Çin, Yunanistan'dan Avrupa'ya ticari su kanalı açmayı planlıyor

Greekreporter haber sitesi yazarı Philip Chrysopoulos'un iddialarına göre, Çin, ticari ürünlerini güvenilir bir süratle Avrupa'ya ulaştırmak amacıyla Yunanistan'ın liman şehri Selanik'ten Sırbistan'da Tuna nehri ile birleşecek bir su kanalı projesi üzerinde çalışıyor.

Çin, Yunanistan'dan Avrupa'ya ticari su kanalı açmayı planlıyor

Greekreporter haber sitesi yazarı Philip Chrysopoulos'un konuyla ilgili yazısı şöyle:

Çin, mal sevkiyatını hızlandırmak amacıyla Yunanistan ile Orta Avrupa'yı Balkanlar üzerinden birbirine bağlamak için Ege denizinden Tuna nehrine uzanan bir kanal ticaret yolu inşa etmeyi düşünüyor.

Bu, Çin'in Afrika, Asya ve Avrupa'ya giden ticaret yolları boyunca altyapı açığını kapatmak için 3 trilyon dolarlık Kuşak ve Yol girişiminin bir parçası olacak.

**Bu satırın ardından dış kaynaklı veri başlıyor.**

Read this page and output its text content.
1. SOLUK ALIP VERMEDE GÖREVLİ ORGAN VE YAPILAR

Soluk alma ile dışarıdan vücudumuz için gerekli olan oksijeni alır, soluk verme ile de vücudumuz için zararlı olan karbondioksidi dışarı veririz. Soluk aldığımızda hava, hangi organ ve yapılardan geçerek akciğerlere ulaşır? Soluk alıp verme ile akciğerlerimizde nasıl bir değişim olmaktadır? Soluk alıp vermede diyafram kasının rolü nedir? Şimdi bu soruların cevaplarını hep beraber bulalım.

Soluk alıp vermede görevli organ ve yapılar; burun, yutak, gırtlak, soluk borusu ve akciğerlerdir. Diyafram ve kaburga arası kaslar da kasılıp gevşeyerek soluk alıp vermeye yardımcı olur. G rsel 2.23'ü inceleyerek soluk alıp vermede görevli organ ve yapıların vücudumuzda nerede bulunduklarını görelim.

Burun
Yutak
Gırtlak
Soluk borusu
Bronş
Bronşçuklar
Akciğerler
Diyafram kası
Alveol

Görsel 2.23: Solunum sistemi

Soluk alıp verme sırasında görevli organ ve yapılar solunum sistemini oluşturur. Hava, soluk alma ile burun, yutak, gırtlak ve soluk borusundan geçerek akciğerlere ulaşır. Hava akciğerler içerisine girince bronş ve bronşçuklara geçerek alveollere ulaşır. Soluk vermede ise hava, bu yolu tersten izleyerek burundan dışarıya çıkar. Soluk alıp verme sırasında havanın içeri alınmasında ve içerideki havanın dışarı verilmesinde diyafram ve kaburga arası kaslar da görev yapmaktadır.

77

Bu aynı zamanda Asya devinin küresel meselelerde daha da belirgin bir rol oynama hırsına işaret ediyor.

Çin, COSCO aracılığıyla Yunanistan'ın ana limanı olan Pire Limanı'na sahip olarak zaten Akdeniz'de güçlü bir dayanak oluşturmuştur .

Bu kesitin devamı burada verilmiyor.